We wanted a free lunch, now we’re in a pickle


We wanted a free lunch,
now we’re in a pickle

For years, fiscal conservatives have been warning that running up trillions of dollars in budget deficits and trillions of dollars in trade deficits would eventually have consequences. But spend-and-borrow politicians and free traders have gone happily along, acting as if there were no tomorrow.

Well, tomorrow has arrived, and it is becoming painfully obvious that spending money you don’t have and buying boatloads of stuff produced by dollar-a-day workers comes at a real cost. And the cost is being defined by the international financial markets, where the dollar is shrinking against any other currency that matters.

Dramatic example

Take the euro. In 2000, about 80 U.S. cents would buy a euro. Today it takes more than $1.45 in U.S. money to equal a euro.

It is worth noting that when the euro was created in an effort to standardize currency among the Common Market nations, deficit spending and national debt were taken into account. For a European nation to participate in the European Monetary System back in 1992, a nation had to have a budget deficit of less than 3 percent of Gross Domestic Product and a debt ratio of less than 60 percent of GDP.

The United States would have met those benchmarks only in the last year of Bill Clinton’s presidency and the first two years of George W. Bush’s presidency. Since 2002, the U.S. budget deficit has been as high as 4.2 percent of the GDP and the debt ratio has climbed above 66 percent. The numbers are now at about 2 percent and 65 percent.

It should not be a surprise, then, that the U.S. dollar has been steadily dropping against the euro. What is surprising is that very few in Congress and no one in the administration had the intestinal fortitude or the intellectual honesty to demand a change in the nation’s course.

It does not take a Ph.D. in economics to see that growing debts and deficits will eventually undercut the dollar. Nor does it take a degree in ethics to understand that it is morally wrong for one generation to shift the economic burdens of its social programs at home and its wars abroad onto the next generation and the generation after that.

And yet, that is exactly what the United States has done.

All time lows

The result is a U.S. dollar that is as low as it has been against the Canadian dollar since 1950. A U.S. dollar now buys only about 93 Canadian cents, which should come as a shock to anyone who hasn’t been to Canada for a few years. The dollar has slipped dramatically against the British pound, Swiss franc and Japanese yen, and the New York Board of Trade’s dollar index is the lowest its been since its inception in 1973.
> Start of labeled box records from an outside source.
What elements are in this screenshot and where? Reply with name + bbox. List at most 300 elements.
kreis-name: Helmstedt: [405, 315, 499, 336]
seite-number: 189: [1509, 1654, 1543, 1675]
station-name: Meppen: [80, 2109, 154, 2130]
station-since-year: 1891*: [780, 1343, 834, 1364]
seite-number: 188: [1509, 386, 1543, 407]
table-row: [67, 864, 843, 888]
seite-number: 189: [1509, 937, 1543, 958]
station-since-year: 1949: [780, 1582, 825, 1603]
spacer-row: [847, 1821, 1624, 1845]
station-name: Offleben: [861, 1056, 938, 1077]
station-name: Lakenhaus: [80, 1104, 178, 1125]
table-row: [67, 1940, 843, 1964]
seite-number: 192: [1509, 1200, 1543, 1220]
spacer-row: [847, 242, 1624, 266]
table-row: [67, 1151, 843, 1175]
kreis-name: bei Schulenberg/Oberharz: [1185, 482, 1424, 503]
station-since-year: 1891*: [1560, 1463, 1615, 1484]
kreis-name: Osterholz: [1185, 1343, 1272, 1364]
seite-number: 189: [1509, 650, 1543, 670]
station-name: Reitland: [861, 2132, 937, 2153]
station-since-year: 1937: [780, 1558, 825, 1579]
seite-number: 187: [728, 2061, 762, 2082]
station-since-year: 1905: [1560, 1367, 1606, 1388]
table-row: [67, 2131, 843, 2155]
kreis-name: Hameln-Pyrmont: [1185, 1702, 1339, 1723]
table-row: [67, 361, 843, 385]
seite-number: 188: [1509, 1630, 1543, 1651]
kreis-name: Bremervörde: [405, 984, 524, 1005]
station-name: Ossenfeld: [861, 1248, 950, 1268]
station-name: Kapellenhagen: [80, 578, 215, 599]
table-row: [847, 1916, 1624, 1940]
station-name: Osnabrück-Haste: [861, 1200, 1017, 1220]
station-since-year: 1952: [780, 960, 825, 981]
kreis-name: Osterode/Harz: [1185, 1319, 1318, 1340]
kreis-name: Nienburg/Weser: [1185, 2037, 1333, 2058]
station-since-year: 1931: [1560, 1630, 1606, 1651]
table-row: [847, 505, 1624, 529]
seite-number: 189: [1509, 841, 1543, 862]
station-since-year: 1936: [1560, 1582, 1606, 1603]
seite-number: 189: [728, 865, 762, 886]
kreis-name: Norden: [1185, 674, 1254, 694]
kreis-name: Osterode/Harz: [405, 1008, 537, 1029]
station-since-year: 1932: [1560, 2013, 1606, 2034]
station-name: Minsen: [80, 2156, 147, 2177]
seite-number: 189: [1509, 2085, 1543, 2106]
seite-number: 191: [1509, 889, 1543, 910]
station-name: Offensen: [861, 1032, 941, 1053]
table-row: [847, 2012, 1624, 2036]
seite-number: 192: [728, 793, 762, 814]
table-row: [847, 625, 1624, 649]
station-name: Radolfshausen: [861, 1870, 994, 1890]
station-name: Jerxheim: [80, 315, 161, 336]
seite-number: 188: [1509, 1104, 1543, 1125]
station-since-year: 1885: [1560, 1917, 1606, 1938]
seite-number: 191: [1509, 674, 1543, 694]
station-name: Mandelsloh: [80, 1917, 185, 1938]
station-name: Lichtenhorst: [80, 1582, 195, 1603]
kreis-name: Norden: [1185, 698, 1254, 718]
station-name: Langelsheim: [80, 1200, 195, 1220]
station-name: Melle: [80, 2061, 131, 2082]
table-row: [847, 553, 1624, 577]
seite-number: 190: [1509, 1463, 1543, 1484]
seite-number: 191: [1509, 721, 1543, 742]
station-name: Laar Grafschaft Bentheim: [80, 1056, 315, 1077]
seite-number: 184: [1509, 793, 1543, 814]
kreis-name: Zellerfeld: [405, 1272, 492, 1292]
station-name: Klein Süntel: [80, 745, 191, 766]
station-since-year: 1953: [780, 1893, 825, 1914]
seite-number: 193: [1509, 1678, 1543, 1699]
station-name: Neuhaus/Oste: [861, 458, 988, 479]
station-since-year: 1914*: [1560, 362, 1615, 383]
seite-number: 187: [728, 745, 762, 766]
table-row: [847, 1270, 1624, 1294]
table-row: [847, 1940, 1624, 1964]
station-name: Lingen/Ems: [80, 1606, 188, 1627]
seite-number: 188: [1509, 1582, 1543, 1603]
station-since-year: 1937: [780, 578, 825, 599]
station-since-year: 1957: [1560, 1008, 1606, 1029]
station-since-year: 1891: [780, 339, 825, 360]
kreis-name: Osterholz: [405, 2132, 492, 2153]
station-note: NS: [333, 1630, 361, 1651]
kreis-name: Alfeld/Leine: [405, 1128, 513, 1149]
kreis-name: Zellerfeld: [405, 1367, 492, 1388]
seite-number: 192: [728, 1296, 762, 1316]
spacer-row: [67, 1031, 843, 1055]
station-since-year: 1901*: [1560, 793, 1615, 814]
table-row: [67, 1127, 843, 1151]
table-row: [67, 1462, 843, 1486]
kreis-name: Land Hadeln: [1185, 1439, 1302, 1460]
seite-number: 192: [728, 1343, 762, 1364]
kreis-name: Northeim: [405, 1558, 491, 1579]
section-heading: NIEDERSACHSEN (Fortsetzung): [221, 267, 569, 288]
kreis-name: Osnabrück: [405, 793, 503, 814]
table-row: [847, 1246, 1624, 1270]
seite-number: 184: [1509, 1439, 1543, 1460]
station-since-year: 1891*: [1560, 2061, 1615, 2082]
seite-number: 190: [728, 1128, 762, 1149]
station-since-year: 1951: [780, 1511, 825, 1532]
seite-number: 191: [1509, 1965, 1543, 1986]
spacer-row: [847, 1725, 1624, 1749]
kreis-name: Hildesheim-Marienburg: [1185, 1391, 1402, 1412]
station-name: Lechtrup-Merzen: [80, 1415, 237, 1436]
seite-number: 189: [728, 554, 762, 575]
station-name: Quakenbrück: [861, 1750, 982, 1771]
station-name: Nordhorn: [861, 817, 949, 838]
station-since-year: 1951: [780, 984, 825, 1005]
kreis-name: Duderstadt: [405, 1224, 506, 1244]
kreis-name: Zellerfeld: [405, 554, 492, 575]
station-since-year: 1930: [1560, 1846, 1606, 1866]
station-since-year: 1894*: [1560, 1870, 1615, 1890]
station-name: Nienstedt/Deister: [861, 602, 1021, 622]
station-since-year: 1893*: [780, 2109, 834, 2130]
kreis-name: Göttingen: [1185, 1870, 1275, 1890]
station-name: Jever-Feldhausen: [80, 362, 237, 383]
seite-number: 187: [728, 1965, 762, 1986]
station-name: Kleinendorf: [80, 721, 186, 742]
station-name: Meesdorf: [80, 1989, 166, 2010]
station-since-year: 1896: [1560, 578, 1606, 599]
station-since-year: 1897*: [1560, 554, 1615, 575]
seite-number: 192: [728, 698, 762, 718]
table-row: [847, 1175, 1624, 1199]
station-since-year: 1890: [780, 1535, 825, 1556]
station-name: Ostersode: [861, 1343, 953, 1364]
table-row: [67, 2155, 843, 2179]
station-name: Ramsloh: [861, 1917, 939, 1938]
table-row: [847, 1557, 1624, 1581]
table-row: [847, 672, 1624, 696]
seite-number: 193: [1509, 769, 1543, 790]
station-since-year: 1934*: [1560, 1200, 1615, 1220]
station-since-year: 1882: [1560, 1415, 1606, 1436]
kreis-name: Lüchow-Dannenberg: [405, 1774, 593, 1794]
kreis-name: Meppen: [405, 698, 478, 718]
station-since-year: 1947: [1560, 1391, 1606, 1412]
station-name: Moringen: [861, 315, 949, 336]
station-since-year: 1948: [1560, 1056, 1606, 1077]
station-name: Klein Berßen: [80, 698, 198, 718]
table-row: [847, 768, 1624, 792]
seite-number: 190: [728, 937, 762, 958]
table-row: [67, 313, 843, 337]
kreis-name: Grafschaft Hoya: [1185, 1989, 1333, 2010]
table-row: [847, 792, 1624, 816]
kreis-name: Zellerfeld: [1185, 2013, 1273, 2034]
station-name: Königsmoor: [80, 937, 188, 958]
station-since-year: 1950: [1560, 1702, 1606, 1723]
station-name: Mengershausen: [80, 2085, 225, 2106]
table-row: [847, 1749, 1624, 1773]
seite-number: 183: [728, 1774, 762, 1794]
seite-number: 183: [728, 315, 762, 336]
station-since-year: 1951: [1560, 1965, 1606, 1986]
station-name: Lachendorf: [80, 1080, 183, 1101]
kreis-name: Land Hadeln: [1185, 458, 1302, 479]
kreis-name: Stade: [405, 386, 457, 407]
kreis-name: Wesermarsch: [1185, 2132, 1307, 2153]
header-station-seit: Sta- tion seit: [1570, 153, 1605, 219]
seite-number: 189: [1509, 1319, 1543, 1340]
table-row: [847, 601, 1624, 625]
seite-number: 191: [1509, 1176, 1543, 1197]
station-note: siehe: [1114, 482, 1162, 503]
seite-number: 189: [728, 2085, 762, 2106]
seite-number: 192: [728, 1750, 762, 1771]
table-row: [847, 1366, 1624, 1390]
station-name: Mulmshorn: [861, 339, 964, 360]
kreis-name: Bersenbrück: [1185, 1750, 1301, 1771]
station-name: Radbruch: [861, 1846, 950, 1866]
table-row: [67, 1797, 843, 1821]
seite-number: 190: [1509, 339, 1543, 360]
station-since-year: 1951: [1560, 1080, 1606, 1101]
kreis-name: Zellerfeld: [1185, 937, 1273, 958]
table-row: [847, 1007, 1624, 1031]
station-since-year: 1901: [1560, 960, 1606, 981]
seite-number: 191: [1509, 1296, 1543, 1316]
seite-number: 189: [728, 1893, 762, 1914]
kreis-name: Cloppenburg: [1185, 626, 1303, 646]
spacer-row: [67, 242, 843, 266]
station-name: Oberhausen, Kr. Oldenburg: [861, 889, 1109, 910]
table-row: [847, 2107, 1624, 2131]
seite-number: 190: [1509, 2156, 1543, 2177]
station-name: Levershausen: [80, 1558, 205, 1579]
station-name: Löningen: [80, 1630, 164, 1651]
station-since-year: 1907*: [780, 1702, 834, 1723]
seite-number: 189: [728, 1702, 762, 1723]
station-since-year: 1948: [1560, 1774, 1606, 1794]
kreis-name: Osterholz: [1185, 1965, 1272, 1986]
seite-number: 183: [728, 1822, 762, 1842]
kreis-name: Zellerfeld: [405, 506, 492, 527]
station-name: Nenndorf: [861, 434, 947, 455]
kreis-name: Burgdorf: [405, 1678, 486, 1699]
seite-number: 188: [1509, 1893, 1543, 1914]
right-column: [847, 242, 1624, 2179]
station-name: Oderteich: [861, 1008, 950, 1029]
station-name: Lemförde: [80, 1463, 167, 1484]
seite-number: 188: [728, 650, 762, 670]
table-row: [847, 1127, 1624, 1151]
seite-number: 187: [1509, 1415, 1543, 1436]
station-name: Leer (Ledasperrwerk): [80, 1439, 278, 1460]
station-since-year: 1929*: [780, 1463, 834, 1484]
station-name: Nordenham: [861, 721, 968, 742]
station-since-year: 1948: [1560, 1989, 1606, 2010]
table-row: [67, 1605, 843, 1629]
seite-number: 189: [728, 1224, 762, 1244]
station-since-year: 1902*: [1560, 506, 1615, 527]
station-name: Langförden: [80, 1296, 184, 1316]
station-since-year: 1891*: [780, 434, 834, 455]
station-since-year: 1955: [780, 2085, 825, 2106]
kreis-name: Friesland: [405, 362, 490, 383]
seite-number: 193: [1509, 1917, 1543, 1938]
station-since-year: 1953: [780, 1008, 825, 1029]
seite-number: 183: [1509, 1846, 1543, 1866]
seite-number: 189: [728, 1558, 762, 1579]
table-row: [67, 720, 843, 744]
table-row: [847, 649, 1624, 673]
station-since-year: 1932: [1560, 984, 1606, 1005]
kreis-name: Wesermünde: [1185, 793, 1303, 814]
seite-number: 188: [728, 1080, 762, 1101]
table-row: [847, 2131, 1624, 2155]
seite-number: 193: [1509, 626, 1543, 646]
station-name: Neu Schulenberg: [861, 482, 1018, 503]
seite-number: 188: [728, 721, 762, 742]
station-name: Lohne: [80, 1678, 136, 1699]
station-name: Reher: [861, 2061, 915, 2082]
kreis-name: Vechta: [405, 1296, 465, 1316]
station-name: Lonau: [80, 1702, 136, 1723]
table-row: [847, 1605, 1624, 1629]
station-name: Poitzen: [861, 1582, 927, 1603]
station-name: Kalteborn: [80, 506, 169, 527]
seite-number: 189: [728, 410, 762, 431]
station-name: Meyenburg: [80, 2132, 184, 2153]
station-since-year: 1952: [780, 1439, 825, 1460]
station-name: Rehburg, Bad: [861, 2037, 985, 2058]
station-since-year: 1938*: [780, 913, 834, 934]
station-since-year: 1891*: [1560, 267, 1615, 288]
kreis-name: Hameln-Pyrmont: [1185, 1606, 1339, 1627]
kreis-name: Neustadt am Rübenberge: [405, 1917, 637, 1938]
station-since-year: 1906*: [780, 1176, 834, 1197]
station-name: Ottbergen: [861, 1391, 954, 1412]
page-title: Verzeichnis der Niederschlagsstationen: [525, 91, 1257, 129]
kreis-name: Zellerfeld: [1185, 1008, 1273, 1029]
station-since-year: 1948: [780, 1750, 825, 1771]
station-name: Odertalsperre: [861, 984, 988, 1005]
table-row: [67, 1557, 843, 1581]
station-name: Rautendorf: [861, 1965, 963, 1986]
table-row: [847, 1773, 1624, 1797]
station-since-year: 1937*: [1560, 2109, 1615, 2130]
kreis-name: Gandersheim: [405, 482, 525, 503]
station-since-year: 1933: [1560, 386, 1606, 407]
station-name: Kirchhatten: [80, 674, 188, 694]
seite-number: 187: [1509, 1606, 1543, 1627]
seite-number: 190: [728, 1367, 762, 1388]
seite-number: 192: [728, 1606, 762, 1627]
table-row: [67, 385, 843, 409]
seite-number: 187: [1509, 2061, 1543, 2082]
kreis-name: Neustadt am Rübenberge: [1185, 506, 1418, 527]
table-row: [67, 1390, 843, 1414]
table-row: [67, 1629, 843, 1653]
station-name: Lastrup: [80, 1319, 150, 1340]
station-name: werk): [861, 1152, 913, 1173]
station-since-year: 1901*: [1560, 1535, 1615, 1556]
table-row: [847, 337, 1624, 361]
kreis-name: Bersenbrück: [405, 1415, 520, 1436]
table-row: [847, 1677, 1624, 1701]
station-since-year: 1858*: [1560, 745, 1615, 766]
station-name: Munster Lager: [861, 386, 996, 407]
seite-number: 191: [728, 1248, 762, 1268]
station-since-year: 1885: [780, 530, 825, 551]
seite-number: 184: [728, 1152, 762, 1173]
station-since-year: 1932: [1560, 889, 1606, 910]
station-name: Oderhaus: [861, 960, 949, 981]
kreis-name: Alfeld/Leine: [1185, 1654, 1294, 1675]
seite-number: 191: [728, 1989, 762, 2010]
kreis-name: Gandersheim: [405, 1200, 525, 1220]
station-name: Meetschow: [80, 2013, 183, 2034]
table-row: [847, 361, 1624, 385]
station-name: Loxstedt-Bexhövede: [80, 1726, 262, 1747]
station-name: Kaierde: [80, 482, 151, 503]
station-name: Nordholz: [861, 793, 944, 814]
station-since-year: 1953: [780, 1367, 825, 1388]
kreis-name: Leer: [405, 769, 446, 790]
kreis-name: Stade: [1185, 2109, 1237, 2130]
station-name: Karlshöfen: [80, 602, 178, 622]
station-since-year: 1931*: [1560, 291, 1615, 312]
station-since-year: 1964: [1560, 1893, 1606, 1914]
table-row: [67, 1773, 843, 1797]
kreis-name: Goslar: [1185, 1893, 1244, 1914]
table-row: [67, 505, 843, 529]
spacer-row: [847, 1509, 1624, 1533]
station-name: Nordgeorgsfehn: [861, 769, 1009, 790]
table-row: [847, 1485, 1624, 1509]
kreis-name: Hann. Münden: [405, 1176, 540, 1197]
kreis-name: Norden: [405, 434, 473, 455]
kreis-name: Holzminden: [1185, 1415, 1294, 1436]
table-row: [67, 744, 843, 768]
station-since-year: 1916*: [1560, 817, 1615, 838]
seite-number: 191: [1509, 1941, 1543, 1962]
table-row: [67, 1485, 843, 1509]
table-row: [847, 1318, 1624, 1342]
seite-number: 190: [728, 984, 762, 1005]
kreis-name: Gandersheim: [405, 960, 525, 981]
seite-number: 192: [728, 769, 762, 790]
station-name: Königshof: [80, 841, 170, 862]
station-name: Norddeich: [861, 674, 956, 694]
China presents a double threat. Thanks to a decade of increasingly larger trade deficits, it is now sitting on a stash of $1.3 trillion, much of which it has invested in U.S. Treasury notes. China has been the chief enabler and beneficiary of bad U.S. policy, but its holdings have become so large that even a threat that it might dump some of its treasury holdings sends shivers through the U.S. and world economies.

Currency traders expect the dollar to rebound somewhat, but Americans would be doing themselves a disservice if they took comfort in an upward fluctuation.

The steady decline of the dollar should be seen for what it is, a warning that a nation cannot afford to live beyond its means. We’re all just beginning to get an appreciation for what subprime mortgages can do to families; just consider what the equivalent of a subprime dollar can do to the United States.